After multiple failed attempts at placing her on the table–she wrapped her arms tightly around my neck and screamed each time–the wise anesthesiologist agreed to allow her to be put to sleep in my arms. She drifted off and away mid-protest, uttering one last refusal-become-snore. I laid her on the table, kissed her on the forehead, and told her I loved her. I walked out of the operating room into the waiting area, as so many parents have before me, with weight on my chest and my stomach in my shoes. My head was humming. I had now been up for 26 hours and would be for several more. I called Kandy to let her know that Georgia was safely in the care of people who have made it their life’s work to help children like our daughter.

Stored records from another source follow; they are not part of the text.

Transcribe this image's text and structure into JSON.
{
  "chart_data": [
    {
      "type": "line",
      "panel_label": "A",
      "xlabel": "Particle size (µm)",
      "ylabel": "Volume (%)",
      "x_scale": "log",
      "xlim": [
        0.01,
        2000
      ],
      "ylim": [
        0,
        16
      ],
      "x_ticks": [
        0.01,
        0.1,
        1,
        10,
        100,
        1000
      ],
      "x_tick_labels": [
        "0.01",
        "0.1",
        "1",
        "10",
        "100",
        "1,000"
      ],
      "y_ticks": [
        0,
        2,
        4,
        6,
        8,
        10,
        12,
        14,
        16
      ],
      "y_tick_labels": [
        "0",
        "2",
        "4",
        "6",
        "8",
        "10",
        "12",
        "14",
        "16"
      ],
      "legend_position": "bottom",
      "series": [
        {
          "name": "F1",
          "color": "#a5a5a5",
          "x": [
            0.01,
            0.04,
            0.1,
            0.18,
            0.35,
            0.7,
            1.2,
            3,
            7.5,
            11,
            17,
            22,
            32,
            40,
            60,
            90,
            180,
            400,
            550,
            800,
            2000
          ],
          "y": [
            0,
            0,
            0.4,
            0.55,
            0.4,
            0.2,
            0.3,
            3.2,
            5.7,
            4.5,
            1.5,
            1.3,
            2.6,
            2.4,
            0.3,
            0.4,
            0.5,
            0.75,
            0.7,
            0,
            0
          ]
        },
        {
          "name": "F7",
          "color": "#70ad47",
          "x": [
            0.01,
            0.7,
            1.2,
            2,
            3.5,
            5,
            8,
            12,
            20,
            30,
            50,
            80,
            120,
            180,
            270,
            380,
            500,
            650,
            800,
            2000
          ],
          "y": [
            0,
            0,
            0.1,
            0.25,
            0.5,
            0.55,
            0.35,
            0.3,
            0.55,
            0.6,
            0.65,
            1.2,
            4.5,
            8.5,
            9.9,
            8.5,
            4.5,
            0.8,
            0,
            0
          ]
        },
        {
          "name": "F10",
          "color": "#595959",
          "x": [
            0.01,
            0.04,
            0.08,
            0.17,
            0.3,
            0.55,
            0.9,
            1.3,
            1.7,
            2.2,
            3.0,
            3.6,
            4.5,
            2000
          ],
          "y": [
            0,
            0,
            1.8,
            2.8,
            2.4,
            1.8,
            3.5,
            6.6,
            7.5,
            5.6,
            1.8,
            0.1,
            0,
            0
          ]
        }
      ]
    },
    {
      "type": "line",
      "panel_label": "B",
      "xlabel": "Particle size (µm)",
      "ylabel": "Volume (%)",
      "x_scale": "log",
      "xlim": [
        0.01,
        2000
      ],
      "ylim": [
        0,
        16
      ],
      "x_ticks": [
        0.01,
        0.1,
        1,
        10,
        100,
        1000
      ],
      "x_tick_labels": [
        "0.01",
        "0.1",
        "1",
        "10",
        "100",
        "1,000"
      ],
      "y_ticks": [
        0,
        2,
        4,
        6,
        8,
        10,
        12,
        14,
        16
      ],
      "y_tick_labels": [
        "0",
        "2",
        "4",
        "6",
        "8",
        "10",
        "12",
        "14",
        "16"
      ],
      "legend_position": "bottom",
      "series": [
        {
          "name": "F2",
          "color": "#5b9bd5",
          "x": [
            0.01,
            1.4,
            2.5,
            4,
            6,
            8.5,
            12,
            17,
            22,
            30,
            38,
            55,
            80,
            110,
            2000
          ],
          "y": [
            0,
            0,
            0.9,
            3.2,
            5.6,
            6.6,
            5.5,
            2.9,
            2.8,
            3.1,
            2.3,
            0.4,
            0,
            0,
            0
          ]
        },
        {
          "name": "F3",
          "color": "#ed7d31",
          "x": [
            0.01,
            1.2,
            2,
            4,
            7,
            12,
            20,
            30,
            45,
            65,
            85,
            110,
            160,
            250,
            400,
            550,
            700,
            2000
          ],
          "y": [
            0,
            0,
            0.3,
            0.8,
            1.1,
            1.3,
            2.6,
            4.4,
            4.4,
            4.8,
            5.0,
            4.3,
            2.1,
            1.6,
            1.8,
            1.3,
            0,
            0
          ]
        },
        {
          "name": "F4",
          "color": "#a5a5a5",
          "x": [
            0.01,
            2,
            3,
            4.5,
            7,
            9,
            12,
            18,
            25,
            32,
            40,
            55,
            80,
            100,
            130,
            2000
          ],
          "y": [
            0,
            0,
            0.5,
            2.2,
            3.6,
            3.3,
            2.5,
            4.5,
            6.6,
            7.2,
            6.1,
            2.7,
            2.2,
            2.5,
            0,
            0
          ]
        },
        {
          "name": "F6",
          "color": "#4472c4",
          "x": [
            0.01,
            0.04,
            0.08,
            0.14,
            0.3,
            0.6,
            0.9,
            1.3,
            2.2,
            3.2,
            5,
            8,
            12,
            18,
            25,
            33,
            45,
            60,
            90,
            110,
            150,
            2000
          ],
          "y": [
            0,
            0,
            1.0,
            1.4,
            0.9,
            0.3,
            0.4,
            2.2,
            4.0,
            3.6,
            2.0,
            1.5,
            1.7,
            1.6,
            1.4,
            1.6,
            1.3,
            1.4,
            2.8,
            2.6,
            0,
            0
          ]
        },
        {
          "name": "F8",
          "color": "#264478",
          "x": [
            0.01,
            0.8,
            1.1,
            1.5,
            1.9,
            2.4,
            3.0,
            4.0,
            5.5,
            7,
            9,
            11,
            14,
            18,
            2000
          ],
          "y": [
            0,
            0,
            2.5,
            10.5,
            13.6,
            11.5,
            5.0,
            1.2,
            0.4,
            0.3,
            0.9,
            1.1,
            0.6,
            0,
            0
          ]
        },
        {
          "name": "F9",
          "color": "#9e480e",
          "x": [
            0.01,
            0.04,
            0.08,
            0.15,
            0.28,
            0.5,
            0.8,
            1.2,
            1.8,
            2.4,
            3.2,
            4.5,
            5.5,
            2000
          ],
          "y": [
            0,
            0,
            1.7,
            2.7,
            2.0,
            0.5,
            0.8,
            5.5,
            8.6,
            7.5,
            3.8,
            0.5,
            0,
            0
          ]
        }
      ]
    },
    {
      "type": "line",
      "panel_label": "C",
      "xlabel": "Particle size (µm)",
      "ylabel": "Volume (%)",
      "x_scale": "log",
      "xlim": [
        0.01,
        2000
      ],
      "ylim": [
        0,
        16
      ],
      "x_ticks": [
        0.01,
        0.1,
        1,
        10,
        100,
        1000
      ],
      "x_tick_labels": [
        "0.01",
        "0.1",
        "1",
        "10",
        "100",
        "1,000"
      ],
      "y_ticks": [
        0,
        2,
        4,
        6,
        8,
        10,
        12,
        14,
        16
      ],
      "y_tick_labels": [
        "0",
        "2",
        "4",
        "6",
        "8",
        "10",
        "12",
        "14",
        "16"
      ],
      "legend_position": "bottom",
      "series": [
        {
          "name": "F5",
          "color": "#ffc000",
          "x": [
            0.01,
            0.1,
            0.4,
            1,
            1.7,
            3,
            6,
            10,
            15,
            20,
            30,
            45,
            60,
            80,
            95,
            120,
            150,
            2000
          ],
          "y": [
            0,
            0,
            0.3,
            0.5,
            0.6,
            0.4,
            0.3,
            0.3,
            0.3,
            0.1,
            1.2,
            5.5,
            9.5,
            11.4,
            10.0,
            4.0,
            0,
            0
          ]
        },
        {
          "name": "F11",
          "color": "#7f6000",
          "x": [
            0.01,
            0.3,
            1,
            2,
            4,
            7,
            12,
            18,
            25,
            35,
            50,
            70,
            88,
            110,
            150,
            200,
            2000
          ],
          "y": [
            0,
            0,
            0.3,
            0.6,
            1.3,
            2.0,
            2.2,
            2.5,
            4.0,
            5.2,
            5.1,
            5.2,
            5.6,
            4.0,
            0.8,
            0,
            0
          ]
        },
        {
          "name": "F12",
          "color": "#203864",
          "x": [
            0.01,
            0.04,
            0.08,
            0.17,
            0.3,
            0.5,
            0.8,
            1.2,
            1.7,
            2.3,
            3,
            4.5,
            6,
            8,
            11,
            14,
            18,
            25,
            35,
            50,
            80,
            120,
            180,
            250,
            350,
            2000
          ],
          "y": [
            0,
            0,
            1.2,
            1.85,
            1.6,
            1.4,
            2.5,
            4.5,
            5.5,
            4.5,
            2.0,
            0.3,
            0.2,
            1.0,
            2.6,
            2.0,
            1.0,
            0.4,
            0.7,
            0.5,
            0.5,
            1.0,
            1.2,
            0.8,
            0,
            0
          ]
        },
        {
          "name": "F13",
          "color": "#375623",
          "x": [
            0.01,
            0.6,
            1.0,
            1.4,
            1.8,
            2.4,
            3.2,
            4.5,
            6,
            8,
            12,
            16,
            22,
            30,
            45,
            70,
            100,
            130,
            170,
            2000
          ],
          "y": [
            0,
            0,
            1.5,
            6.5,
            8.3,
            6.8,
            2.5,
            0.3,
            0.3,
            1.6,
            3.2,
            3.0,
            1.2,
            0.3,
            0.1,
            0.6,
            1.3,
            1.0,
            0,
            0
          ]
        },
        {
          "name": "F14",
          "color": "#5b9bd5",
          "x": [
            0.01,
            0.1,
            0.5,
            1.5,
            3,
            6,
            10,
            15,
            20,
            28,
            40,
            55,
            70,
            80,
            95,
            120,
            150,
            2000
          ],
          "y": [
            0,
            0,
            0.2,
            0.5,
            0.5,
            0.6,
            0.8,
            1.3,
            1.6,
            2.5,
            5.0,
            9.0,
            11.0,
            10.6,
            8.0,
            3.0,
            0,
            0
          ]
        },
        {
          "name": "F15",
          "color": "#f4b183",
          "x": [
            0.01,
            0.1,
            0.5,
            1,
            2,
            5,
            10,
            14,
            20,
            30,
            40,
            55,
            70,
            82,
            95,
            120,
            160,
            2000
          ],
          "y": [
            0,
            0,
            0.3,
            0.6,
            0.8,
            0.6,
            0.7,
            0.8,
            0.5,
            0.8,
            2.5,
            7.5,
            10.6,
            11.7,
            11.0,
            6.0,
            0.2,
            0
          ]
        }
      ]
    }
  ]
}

Two hours later, I was greeted by Georgia’s surgeon, who invited me into a private area to review how the procedure had gone. Fully aware of the gravity of such moments for any parent, he tactfully walked me through what had occurred. “It went well” he said, “I wasn’t able to remove her lens as hoped. She has quite a severe laceration and all of the contents of that eye are now determinedly trying to come out the top of that wound. I’ve sewn approximately 25 sutures along her wound. I inserted a tiny air bubble in behind her cornea and we’ll hope that the inner structures respond well to this, taking shape as time moves on. We’re in a bit of a bind here: on the one hand, I don’t want to touch her eye again for some time–I just want to let it settle down in there as her laceration is sewn up so beautifully. On the other hand, we are in a bit of a race–the longer that eye isn’t seeing, the more likely it becomes that it will forget how to see. I want to keep a close watch on her as the days move ahead. We’ll need for you to be at the clinic here in Vancouver quite a lot.” During my time with the surgeon, Kandy had arrived at the hospital and was directed to the second floor, where Georgia had been wheeled in her bed, still asleep. I entered Georgia’s room to find Kandy at her bedside holding her hand. It was a relief to see her. There in her room, we sat and waited for our daughter to awaken. Her life had changed. We had entered a distinctively new chapter as a family.